At the 10:45 a.m. Sunday morning worship service in the Amphitheater, he will preach on “The Gospel for Good People.” He will share his spiritual journey at the 5 p.m. Vespers Sunday in the Hall of Philosophy. He will preach at the 9:15 a.m. morning worship service Monday through Friday in the Amp.
His sermon titles for the week include “The Gospel for the Anxious,” “The Gospel for the Dutiful,” “The Gospel for the Blessed,” “The Gospel for the Right” and “Completing the Parable.”
“Everything we do here is about an encounter with this one holy Word,” Barnes writes of Princeton Theological Seminary on his webpage. “That’s the true function of the study of theology: to encounter the Word, to see the morning star that pierces the darkness, to know how to proclaim the Word that can fill any silence that dares threaten us.

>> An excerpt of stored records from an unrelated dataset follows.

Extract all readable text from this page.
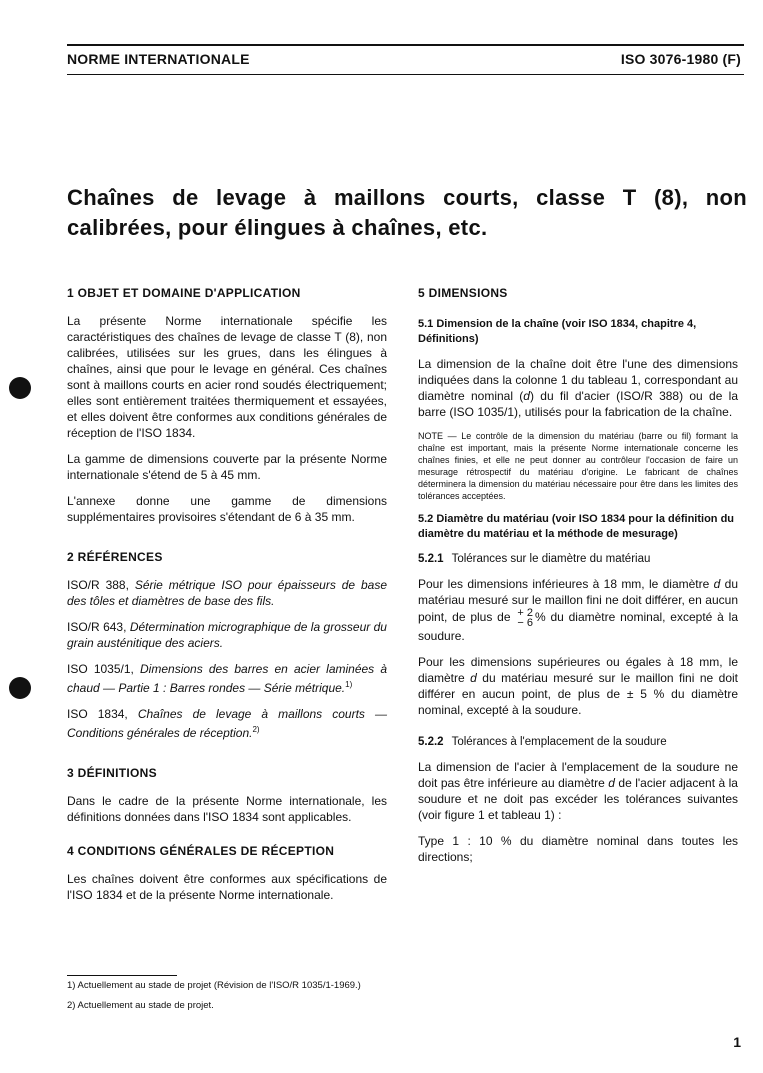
NORME INTERNATIONALE	ISO 3076-1980 (F)
Chaînes de levage à maillons courts, classe T (8), non
calibrées, pour élingues à chaînes, etc.
1 OBJET ET DOMAINE D'APPLICATION

La présente Norme internationale spécifie les caractéristiques des chaînes de levage de classe T (8), non calibrées, utilisées sur les grues, dans les élingues à chaînes, ainsi que pour le levage en général. Ces chaînes sont à maillons courts en acier rond soudés électriquement; elles sont entièrement traitées thermiquement et essayées, et elles doivent être conformes aux conditions générales de réception de l'ISO 1834.

La gamme de dimensions couverte par la présente Norme internationale s'étend de 5 à 45 mm.

L'annexe donne une gamme de dimensions supplémentaires provisoires s'étendant de 6 à 35 mm.

2 RÉFÉRENCES

ISO/R 388, Série métrique ISO pour épaisseurs de base des tôles et diamètres de base des fils.

ISO/R 643, Détermination micrographique de la grosseur du grain austénitique des aciers.

ISO 1035/1, Dimensions des barres en acier laminées à chaud — Partie 1 : Barres rondes — Série métrique.$^{1)}$

ISO 1834, Chaînes de levage à maillons courts — Conditions générales de réception.$^{2)}$

3 DÉFINITIONS

Dans le cadre de la présente Norme internationale, les définitions données dans l'ISO 1834 sont applicables.

4 CONDITIONS GÉNÉRALES DE RÉCEPTION

Les chaînes doivent être conformes aux spécifications de l'ISO 1834 et de la présente Norme internationale.

5 DIMENSIONS
5.1 Dimension de la chaîne (voir ISO 1834, chapitre 4, Définitions)

La dimension de la chaîne doit être l'une des dimensions indiquées dans la colonne 1 du tableau 1, correspondant au diamètre nominal (d) du fil d'acier (ISO/R 388) ou de la barre (ISO 1035/1), utilisés pour la fabrication de la chaîne.

NOTE — Le contrôle de la dimension du matériau (barre ou fil) formant la chaîne est important, mais la présente Norme internationale concerne les chaînes finies, et elle ne peut donner au contrôleur l'occasion de faire un mesurage rétrospectif du matériau d'origine. Le fabricant de chaînes déterminera la dimension du matériau nécessaire pour être dans les limites des tolérances acceptées.

5.2 Diamètre du matériau (voir ISO 1834 pour la définition du diamètre du matériau et la méthode de mesurage)
5.2.1 Tolérances sur le diamètre du matériau

Pour les dimensions inférieures à 18 mm, le diamètre d du matériau mesuré sur le maillon fini ne doit différer, en aucun point, de plus de + 2
− 6 % du diamètre nominal, excepté à la soudure.

Pour les dimensions supérieures ou égales à 18 mm, le diamètre d du matériau mesuré sur le maillon fini ne doit différer en aucun point, de plus de ± 5 % du diamètre nominal, excepté à la soudure.

5.2.2 Tolérances à l'emplacement de la soudure

La dimension de l'acier à l'emplacement de la soudure ne doit pas être inférieure au diamètre d de l'acier adjacent à la soudure et ne doit pas excéder les tolérances suivantes (voir figure 1 et tableau 1) :

Type 1 : 10 % du diamètre nominal dans toutes les directions;

1) Actuellement au stade de projet (Révision de l'ISO/R 1035/1-1969.)
2) Actuellement au stade de projet.
1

And the Word’s name is the Lord Jesus Christ.”
At Princeton, Barnes holds theological conversations where he engages faculty and distinguished guests in conversation about their work, their theological education and the mission of the church. Guests have included Nathan Stucky, director of the Farminary Project at PTS, on theology and sustainable agriculture; Kenda Creasy Dean, Mary D. Synnott Professor of Youth, Church, and Culture at PTS, on social entrepreneurship; and poet Billy Collins.
Prior to his work at Princeton, Barnes served churches in Colorado and Wisconsin; the National Presbyterian Church in Washington, D.C.; and Shadyside Presbyterian Church in Pittsburgh, where he was also the Meneilly Professor of Pastoral Ministry at Pittsburgh Theological Seminary.
Barnes holds degrees from The King’s College, Princeton Theological Seminary and the University of Chicago, and is the author of eight books, including his two most recent: The Pastor as Minor Poet and Body and Soul: Reclaiming the Heidelberg Catechism. Barnes also serves as an editor-at-large for The Christian Century.